Crossing Hitchcock
There’s a lot to talk about in the work of Alfred Hitchcock. His style has become lauded and influential. Even his silhouette is instantly recognizable. The themes and characters in his films have given psychoanalysts at least as much to mull over as decades of therapy sessions. I was pleased to see this video at the Nerdwriter’s YouTube channel inspecting something in Vertigo we don’t often hear about when talking about movies: ensemble staging.
The scene in question is early in the film, and its significance isn’t immediately apparent on a first viewing. Even so, Hitch subtly foreshadows later twists in the film’s central mystery through his position of the actors and the camera.
Towards the end of the video, its creator, Evan Puschak, asks, “How many other directors could choreograph this conversation in such a way so it works like a dance?” Given the way studio films like Vertigo were made in the late 1950s, I would say, “Quite a few.”
Don’t get me wrong- Hitchcock is a great director, and his staging in scenes like this is very well done. Staging like this is more common than you might think. Here’s a scene from my favorite of his movies, North by Northwest, where Cary Grant, James Mason and a young Martin Landau dance around the room together.[ref] Note the recurring themes of deception, crafting identity through narrative, and theatrics: “With such expert play acting, you make this very room a theater.”[/ref]
A director like Hitch is certainly worth looking at closely, but we shouldn’t make the mistake of only studying masterpieces. If we look at other movies from the same time period, you’ll see ensemble staging everywhere. Long takes with dancing actors were hallmarks of both screwball comedies and film noir dramas of the 1940s and 50s.
Citizen Kane (1941) is often credited with bringing this emphasis on deep focus and ensemble staging really into fashion. But if we go back further, to the days of silent movies, especially in the 1910s, it’s still there. In fact, when most scenes were covered from one or two camera set ups, and dialogue had to be kept to a minimum, ensemble staging was really the only game in town.
I’ve talked about this a few times, including just a few months ago with Tony Zhou’s video on Memories of Murder. I’ll also plug film theorist David Bordwell who wrote a book on ensemble staging called Figures Traced in Light.
DB has a great blog post dissecting one recurring move, which he calls The Cross. In essence, the characters are given some excuse to switch places on the left and right sides of the frame. Sometimes one person moves, sometimes they both do.
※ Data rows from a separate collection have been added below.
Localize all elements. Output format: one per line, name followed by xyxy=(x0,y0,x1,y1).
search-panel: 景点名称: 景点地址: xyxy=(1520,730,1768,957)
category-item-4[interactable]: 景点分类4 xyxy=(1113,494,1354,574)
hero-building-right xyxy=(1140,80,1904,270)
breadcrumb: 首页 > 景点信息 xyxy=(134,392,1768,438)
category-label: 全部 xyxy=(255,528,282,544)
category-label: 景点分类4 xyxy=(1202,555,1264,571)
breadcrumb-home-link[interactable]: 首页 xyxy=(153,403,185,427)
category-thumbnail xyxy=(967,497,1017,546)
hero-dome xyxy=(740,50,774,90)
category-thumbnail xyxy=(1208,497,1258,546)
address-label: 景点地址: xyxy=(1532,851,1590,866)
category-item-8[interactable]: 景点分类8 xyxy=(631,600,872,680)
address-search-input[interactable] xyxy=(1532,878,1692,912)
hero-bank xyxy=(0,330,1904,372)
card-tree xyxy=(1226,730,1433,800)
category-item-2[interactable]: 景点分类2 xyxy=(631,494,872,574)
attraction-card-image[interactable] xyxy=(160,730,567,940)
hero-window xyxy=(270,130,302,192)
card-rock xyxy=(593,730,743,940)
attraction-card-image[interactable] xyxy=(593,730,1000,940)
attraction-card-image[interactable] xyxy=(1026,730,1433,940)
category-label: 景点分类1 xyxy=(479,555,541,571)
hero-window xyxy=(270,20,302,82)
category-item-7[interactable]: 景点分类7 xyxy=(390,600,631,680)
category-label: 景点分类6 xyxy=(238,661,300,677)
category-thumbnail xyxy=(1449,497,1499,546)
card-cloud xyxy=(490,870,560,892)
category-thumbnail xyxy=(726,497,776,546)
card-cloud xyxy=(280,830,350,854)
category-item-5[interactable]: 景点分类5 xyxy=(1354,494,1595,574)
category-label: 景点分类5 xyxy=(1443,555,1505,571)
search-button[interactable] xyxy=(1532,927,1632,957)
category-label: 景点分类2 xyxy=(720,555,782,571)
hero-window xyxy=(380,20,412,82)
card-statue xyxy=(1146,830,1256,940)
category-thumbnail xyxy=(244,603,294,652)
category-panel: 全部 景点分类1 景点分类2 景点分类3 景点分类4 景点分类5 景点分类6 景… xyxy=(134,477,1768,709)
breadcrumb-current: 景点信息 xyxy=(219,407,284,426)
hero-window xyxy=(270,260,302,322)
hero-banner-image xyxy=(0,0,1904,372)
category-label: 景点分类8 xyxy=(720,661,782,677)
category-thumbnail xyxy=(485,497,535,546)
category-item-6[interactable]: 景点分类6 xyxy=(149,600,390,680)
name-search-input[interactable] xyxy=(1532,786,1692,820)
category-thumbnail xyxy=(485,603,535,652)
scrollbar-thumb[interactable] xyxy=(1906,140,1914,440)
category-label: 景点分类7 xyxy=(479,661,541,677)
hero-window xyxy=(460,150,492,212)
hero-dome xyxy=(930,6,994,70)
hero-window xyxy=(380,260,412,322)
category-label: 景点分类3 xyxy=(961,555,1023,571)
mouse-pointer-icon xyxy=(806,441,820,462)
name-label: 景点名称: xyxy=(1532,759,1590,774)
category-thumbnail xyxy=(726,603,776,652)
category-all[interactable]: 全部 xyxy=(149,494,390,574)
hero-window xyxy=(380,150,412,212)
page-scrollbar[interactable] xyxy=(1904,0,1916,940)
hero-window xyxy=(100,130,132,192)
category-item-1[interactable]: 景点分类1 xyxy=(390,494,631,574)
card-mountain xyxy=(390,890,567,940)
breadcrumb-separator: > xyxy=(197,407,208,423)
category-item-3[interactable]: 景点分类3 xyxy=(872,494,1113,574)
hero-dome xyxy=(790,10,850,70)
You can see The Cross at the very end of this scene from Vertigo, when Gavin Elster (Tom Helmore) steps up to Scotty (James Stewart) by the door of his office. Until this last beat, Scotty has always been on frame left, and Elster on frame right. It’s not as explicit as in this segment from His Girl Friday, or in some of DB’s other examples, but it’s there.
The Cross, was just one more tool in the director’s toolbox. DB says, “Don Siegel’s The Big Steal (1949) contains many offhand instances of the Cross, indicating how taken for granted the technique was in studio films.”
In the hands of another director, Vertigo would be a lesser movie. But if it were given to another director from the same place and time, we would still have ensemble staging. It’s almost a lost art, a shame for a medium barely a century old. [ref]The reasons it's fallen out of fashion are varied: Anamorphic widescreen liked extremely tight closeups (See ouvre of Leone, Sergio). Smaller television screens encouraged faster editing, which encouraged tighter shots. Art house hot shots worked on cramped locations, rather than in spacious studio sets, which didn’t have the room or the lighting necessary to show the whole scene Etc.[/ref] But when we watch people like Hitch, we can see how it was used back in the day. Our movies today can certainly use it again.